Ashish Kamat: Thank you. Sia?
Siamak Daneshmand: I completely agree. It's routine. It's in the guidelines. The evidence is strong. Absolutely use perioperative chemotherapy, gemcitabine in particular, very safe, very effective and cheap. I think blue light if it's available, we try to do everything we can in bladder cancer to reduce recurrences, to reduce progression. This is an expensive disease and the upfront cost of the equipment may be high, but preventing recurrences and progression down the line may have untold cost savings there as well, but more importantly, effect on the longevity of the patient. And so if available use both, do everything you can.

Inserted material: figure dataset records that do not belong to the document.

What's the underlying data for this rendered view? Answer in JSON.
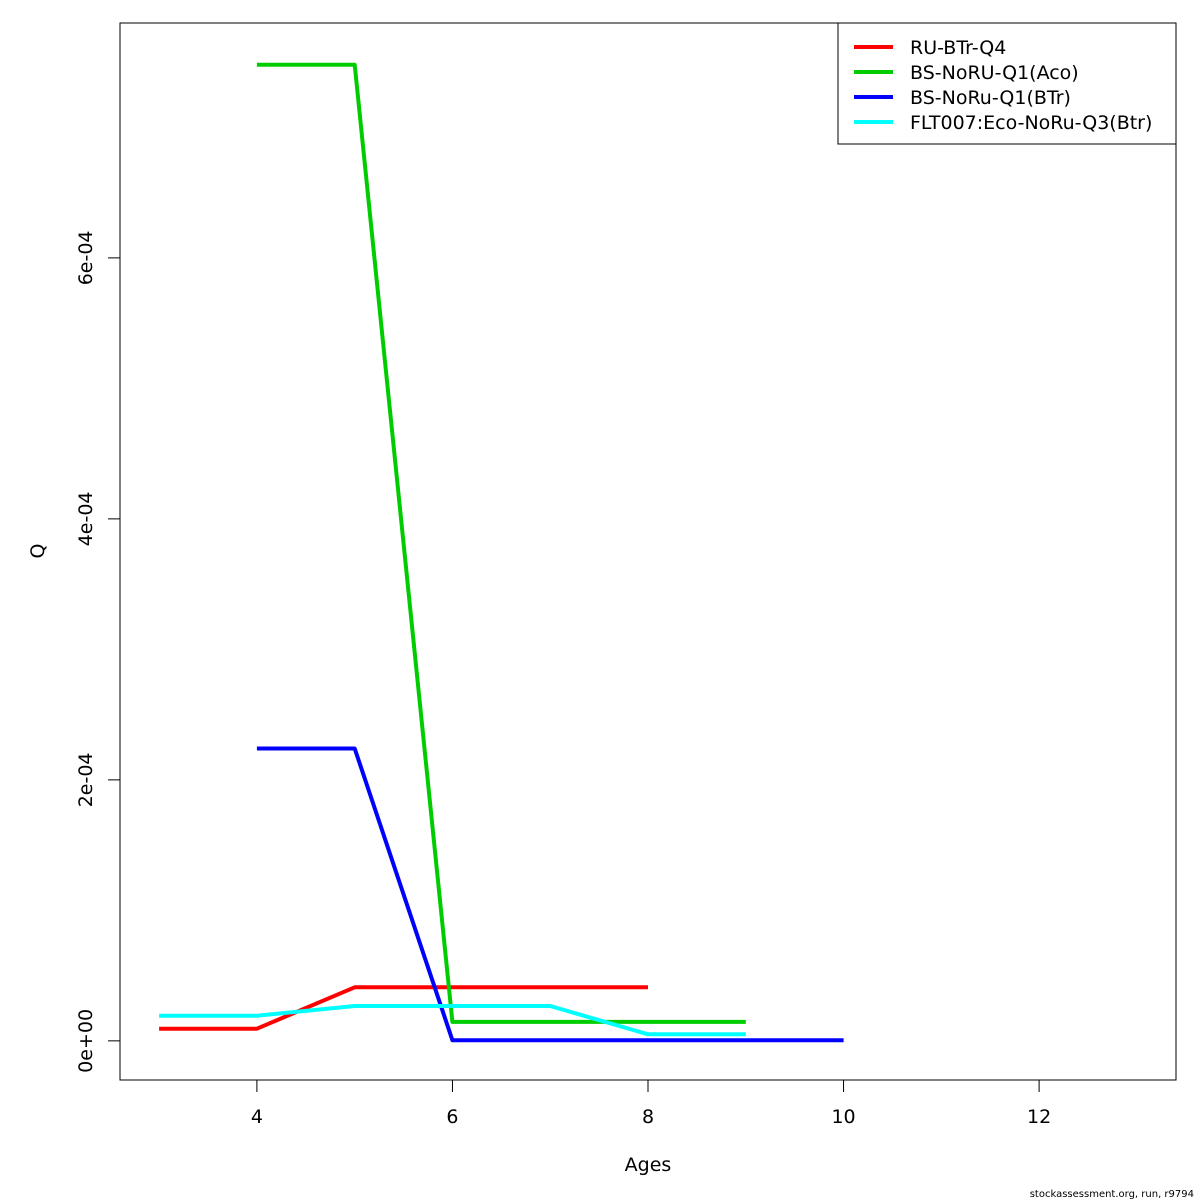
{
  "chart_data": {
    "type": "line",
    "xlabel": "Ages",
    "ylabel": "Q",
    "xlim": [
      2.6,
      13.4
    ],
    "ylim": [
      -3e-05,
      0.00078
    ],
    "x_ticks": [
      4,
      6,
      8,
      10,
      12
    ],
    "x_tick_labels": [
      "4",
      "6",
      "8",
      "10",
      "12"
    ],
    "y_ticks": [
      0,
      0.0002,
      0.0004,
      0.0006
    ],
    "y_tick_labels": [
      "0e+00",
      "2e-04",
      "4e-04",
      "6e-04"
    ],
    "grid": false,
    "legend_position": "top-right",
    "series": [
      {
        "name": "RU-BTr-Q4",
        "color": "#ff0000",
        "x": [
          3,
          4,
          5,
          6,
          7,
          8
        ],
        "y": [
          9.3e-06,
          9.3e-06,
          4.1e-05,
          4.1e-05,
          4.1e-05,
          4.1e-05
        ]
      },
      {
        "name": "BS-NoRU-Q1(Aco)",
        "color": "#00cd00",
        "x": [
          4,
          5,
          6,
          7,
          8,
          9
        ],
        "y": [
          0.000748,
          0.000748,
          1.45e-05,
          1.45e-05,
          1.45e-05,
          1.45e-05
        ]
      },
      {
        "name": "BS-NoRu-Q1(BTr)",
        "color": "#0000ff",
        "x": [
          4,
          5,
          6,
          7,
          8,
          9,
          10
        ],
        "y": [
          0.000224,
          0.000224,
          5e-07,
          5e-07,
          5e-07,
          5e-07,
          5e-07
        ]
      },
      {
        "name": "FLT007:Eco-NoRu-Q3(Btr)",
        "color": "#00ffff",
        "x": [
          3,
          4,
          5,
          6,
          7,
          8,
          9
        ],
        "y": [
          1.93e-05,
          1.93e-05,
          2.67e-05,
          2.67e-05,
          2.67e-05,
          5e-06,
          5e-06
        ]
      }
    ]
  },
  "footer": "stockassessment.org, run, r9794"
}
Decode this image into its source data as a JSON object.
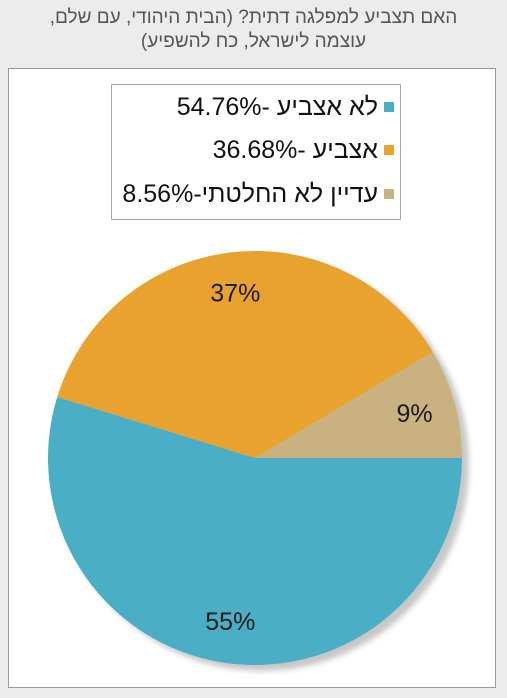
{
  "chart_data": {
    "type": "pie",
    "title_lines": [
      "האם תצביע למפלגה דתית? (הבית היהודי, עם שלם,",
      "עוצמה לישראל, כח להשפיע)"
    ],
    "slices": [
      {
        "name": "לא אצביע",
        "value": 54.76,
        "color": "#4aafc6",
        "legend": "לא אצביע -54.76%",
        "label": "55%"
      },
      {
        "name": "אצביע",
        "value": 36.68,
        "color": "#e8a22d",
        "legend": "אצביע -36.68%",
        "label": "37%"
      },
      {
        "name": "עדיין לא החלטתי",
        "value": 8.56,
        "color": "#c9b27f",
        "legend": "עדיין לא החלטתי-8.56%",
        "label": "9%"
      }
    ],
    "start_angle_deg": 0,
    "direction": "clockwise",
    "legend_position": "top"
  }
}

Ashish Kamat: Great points both, of you. And as far as the cost of blue light systems are concerned, there are new equipment manufacturers coming in to look at potentially scopes and lenses that work independently of the actual manufacturer of the TUR equipment that you use. So that might drive the cost down, which would really help get this in the hands of people that need to use it. And they'll use the same drug, Cysview®, Photocure®'s drug, but just the end equipment will be hopefully cheaper. So that's a little ray of light at the end of the tunnel for those that can't navigate the cost issue.
Thank you both so much for taking the time to be part of this important educational activity. Stay safe. Stay well.
Trinity Bivalacqua: Thank you very much.
Siamak Daneshmand: Great, thanks, Ashish. Bye-bye.